At December 31, 2015 and 2014, advances from affiliates sharing common owners for operating expenses including commissions, fuel and overhead, totaled approximately $0 and $699,000, respectively. These amounts are presented as related-party payables in the accompanying consolidated balance sheets.
At December 31, 2015 and 2014, the Company owed an affiliate sharing common owners for management services and rent totaling $0 and $176,000, respectively. These amounts are presented as accrued expenses in the accompanying consolidated balance sheets.
Note 7: Significant Estimates and Concentrations
Accounting principles generally accepted in the United States of America require disclosure of certain significant estimates and current vulnerabilities due to certain concentrations. The matters include those shown on the following page.
Significant Customer
The Company had sales to five customers and three customers that exceeded 95 percent and 99 percent of total sales for the years ended December 31, 2015 and 2014, respectively.

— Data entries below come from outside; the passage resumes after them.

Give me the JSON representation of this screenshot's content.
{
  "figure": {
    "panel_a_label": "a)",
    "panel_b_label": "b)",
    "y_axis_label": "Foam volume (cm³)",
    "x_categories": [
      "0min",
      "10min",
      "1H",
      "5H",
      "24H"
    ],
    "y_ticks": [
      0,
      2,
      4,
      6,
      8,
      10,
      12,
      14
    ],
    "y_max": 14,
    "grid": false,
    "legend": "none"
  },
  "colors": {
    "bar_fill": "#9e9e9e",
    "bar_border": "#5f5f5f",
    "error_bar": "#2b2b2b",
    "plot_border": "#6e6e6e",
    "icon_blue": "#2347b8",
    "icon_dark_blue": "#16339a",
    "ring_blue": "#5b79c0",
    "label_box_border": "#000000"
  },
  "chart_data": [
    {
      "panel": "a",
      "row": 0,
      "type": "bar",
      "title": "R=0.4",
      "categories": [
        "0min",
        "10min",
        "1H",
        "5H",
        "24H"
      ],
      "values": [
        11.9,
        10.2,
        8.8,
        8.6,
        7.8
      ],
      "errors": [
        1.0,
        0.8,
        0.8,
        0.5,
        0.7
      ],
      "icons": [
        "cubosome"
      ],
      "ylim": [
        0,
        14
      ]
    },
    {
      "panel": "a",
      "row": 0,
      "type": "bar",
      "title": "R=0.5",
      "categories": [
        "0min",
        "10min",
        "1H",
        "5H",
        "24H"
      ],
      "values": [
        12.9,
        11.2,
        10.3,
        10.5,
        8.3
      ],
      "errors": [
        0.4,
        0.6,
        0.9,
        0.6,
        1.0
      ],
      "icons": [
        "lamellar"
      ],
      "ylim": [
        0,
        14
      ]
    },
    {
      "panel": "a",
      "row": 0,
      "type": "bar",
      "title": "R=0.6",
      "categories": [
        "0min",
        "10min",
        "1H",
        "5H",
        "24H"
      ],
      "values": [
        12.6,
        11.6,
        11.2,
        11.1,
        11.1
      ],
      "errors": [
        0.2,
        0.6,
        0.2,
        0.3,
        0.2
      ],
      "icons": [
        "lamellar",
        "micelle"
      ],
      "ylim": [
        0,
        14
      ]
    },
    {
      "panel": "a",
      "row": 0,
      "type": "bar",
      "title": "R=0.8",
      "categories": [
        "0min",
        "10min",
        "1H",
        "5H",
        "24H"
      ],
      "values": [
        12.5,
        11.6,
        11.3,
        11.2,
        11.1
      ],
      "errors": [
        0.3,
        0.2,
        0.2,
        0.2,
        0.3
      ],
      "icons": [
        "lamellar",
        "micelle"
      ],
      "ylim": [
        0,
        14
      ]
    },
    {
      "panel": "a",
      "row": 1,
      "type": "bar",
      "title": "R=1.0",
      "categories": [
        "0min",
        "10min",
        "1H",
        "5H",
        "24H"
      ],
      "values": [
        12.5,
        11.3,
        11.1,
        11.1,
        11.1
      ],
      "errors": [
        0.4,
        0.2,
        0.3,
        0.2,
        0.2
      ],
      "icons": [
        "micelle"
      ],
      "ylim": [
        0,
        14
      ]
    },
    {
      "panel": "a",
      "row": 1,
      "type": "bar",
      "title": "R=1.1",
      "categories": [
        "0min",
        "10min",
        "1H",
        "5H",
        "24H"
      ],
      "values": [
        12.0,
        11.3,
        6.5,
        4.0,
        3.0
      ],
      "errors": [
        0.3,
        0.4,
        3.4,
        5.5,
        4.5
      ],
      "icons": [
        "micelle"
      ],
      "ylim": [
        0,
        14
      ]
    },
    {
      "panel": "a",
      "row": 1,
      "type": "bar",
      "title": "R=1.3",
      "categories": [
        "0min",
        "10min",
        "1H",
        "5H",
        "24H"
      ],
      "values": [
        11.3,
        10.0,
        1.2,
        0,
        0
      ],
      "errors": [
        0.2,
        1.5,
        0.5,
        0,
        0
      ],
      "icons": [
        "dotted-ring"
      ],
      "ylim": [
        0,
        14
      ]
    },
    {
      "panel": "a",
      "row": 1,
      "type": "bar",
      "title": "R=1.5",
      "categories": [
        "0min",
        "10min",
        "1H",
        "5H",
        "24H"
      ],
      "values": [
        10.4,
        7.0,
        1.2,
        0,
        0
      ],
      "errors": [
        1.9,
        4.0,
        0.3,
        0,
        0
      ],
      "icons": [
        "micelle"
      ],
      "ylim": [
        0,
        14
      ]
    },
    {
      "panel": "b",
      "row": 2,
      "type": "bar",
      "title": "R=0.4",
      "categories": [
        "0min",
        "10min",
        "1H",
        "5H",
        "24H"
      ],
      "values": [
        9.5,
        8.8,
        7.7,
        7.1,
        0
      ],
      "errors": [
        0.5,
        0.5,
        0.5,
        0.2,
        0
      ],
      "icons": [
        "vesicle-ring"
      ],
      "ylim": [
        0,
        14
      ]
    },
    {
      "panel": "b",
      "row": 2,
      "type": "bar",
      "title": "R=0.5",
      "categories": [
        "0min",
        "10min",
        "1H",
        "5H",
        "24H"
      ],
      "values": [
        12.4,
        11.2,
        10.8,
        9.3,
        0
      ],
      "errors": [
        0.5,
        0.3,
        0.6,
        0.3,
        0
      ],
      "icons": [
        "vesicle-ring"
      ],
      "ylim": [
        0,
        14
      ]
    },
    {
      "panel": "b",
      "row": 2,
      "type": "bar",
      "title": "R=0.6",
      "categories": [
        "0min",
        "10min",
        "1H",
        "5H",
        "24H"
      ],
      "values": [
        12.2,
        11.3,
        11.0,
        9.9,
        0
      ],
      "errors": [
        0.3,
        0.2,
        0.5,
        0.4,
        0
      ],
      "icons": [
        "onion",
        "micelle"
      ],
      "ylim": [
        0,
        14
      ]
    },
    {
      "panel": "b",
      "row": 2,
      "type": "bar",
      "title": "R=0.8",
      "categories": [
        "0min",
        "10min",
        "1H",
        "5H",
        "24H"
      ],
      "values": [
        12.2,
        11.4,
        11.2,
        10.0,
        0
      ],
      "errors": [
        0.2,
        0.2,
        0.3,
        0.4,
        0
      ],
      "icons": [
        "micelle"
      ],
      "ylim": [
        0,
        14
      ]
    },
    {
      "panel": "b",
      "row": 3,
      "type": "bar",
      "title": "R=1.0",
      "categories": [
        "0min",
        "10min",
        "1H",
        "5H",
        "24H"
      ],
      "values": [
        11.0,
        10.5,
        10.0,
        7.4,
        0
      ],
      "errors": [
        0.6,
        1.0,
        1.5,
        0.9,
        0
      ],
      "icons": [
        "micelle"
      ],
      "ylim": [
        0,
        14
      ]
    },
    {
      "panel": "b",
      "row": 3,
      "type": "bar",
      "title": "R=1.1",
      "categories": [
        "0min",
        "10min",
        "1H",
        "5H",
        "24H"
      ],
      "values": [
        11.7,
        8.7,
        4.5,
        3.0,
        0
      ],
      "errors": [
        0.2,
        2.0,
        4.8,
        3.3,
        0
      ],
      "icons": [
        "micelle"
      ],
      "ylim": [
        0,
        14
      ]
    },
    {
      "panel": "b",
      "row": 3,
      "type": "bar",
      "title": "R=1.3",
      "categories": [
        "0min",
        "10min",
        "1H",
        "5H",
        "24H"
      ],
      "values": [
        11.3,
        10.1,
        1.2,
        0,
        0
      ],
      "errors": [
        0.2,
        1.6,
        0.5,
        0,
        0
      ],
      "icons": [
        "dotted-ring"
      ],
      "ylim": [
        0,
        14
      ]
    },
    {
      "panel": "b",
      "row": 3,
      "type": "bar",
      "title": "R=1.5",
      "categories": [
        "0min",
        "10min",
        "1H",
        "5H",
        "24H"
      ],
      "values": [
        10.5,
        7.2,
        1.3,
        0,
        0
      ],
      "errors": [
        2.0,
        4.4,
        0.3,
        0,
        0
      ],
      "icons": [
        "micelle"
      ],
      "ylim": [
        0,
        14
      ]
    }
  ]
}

Accounts receivables from three of these customers exceeded 89 percent and 99 percent of total accounts receivable at December 31, 2015 and 2014, respectively.
Significant Vendor
The Company had payables to three vendors and two vendors of approximately $1,400,000 and $1,800,000, which represents 40 percent and 68 percent of total accounts payable at December 31, 2015 and 2014, respectively.
Note 8: Subsequent Events
Subsequent events have been evaluated through the date of the Independent Auditors Report, which is the date the consolidated financial statements were available to be issued.